You would think that formal education would aim a little higher than teaching children how to endure. But the question comes up all the time.
Here's my response:
Unpleasant tasks abound. Life is absolutely overflowing with things one might prefer not to do. The laundry, the dishes, walking the dog, vacuuming the car, mowing the lawn, writing thank you notes to your grandmother, getting your car's oil changed, negotiating with the insurance company... There is an endless list of things we do even though we might rather not. Occasionally we put off one or another of these necessities, and suffer the consequences, whether that's temporarily living with dirty dishes or having the car impounded over unpaid tickets. We don't need practice doing things we don't like, and we don't need practice suffering consequences. Life is full of both. They can hardly be avoided.
Furthermore, in my experience I don't see any difference between those who have gone to school and those who have not when it comes to the ability to get unpleasant tasks done. Years of monotonous lessons and uninspired assignments do not seem to increase the likelihood that someone will get their teeth cleaned regularly, for example. Years of enforced, rote tasks may increase a person's compliance with an uninspired adult work life, but is that a worthy goal for education?
Why does the chicken cross the road? (To get to the other side, of course.) Why do we do anything? Simply to do it, or because there is something on the other side that we deem worth having or knowing or experiencing. No one has to make people (or chickens) cross roads. You can help someone achieve the goal by looking at a map with them or helping them think through their plans. There's no need to make them cross any particular road, metaphorical or otherwise. In fact, attempting to make them is a good way to prevent them from wanting to go or from getting anything out of the journey.
Making people do things they don't like encourages people to dislike the thing you are making them do, even when that thing is fun or valuable. If a person finds a road worth crossing, they'll cross it. The helpers in their life can be useful by believing that they can do it and that they will do it, and saying so. Other useful support will become evident through interaction and discussion.
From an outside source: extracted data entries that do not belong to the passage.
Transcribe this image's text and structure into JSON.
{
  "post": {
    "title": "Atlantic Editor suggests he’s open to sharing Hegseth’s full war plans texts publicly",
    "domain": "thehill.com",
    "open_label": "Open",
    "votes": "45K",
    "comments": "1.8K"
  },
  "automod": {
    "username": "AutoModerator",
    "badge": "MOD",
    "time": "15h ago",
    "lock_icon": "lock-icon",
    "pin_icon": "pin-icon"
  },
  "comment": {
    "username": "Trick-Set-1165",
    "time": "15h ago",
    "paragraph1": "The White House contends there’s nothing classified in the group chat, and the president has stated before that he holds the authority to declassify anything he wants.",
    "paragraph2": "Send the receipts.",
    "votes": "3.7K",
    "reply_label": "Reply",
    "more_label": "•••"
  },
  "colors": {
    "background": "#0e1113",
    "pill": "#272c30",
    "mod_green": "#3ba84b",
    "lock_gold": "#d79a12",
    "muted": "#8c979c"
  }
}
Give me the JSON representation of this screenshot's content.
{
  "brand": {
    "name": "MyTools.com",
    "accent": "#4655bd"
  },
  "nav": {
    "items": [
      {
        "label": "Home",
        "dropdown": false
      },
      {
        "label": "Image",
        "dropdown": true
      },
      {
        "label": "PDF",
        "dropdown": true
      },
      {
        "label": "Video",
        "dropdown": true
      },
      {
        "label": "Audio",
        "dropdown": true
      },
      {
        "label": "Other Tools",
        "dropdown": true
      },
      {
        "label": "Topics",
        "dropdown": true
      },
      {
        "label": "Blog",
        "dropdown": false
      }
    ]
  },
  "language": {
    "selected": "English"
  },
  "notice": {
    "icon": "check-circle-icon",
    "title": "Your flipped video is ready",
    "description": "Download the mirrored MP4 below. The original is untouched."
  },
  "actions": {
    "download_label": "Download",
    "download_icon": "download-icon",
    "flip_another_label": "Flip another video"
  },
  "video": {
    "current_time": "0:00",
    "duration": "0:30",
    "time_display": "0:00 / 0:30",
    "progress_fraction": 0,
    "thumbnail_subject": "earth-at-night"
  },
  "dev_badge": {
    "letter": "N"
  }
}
How are young people going to learn to do things they don't like? By creating their own goals and having the confidence to work for them. No need to look for or create unpleasant challenges or obstacles. Those will find you. The person who is motivated by their own desires and vision will work through and around the obstacles. The practice is in the doing.
Every day at my workplace I see teens walk by games and fun on their way to class. Why would teens go to class when they could play outside or do some other enjoyable thing? Because they want to. There's no need to make them. The kids who are not in class are doing other important things, which could be anything from making friends to developing courage to suffering consequences.
Non-compulsory learning benefits from reflection, access, support, and discussion. Force is unnecessary for learning and actually counter-productive.
When we examine our own adult lives, these points are obvious. We do the things we are motivated to do and excel at the things we enjoy. Kids, too.